Fellow UK growth vehicle Artemis Alpha trust has also been placed under review due to significantly weak share price and NAV performance over the past year.

In the UK equity income sector there are two funds under review: Temple Bar and Close OLIM UK Equity Income. Managed by Investec's head of contrarian investing Alastair Mundy, Temple Bar has historically been included within our Rated Fund selection due to its high conviction, against-the-grain approach.
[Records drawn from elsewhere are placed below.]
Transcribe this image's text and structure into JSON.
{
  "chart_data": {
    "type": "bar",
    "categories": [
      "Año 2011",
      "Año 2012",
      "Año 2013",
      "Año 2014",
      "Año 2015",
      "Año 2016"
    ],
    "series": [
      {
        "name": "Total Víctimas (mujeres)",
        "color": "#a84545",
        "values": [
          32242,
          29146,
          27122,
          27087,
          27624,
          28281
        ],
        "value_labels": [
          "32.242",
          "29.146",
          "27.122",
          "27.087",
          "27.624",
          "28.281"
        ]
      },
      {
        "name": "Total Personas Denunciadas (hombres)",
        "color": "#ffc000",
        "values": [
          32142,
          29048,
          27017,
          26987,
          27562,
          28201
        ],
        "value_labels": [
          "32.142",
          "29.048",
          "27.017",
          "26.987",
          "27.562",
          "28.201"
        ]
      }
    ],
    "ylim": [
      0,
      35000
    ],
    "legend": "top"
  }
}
However, with five years of consistently poor returns now behind it, our faith in Mundy's approach is being tested.

Similarly, the Close OLIM fund has ranked at the bottom of the UK equity income sector in each of the past two years to 31 July, prompting a reconsideration of Angela Lascelles' concentrated, value-driven approach in current markets.

In the property sector Custodian Reit has been placed under review as the trust is no longer a member of the AIC, is a Reit and is AIM-listed, making it an arguably risker choice for private investors.

This article is for information and discussion purposes only and does not form a recommendation to invest or otherwise. The value of an investment may fall. The investments referred to in this article may not be suitable for all investors, and if in doubt, an investor should seek advice from a qualified investment adviser.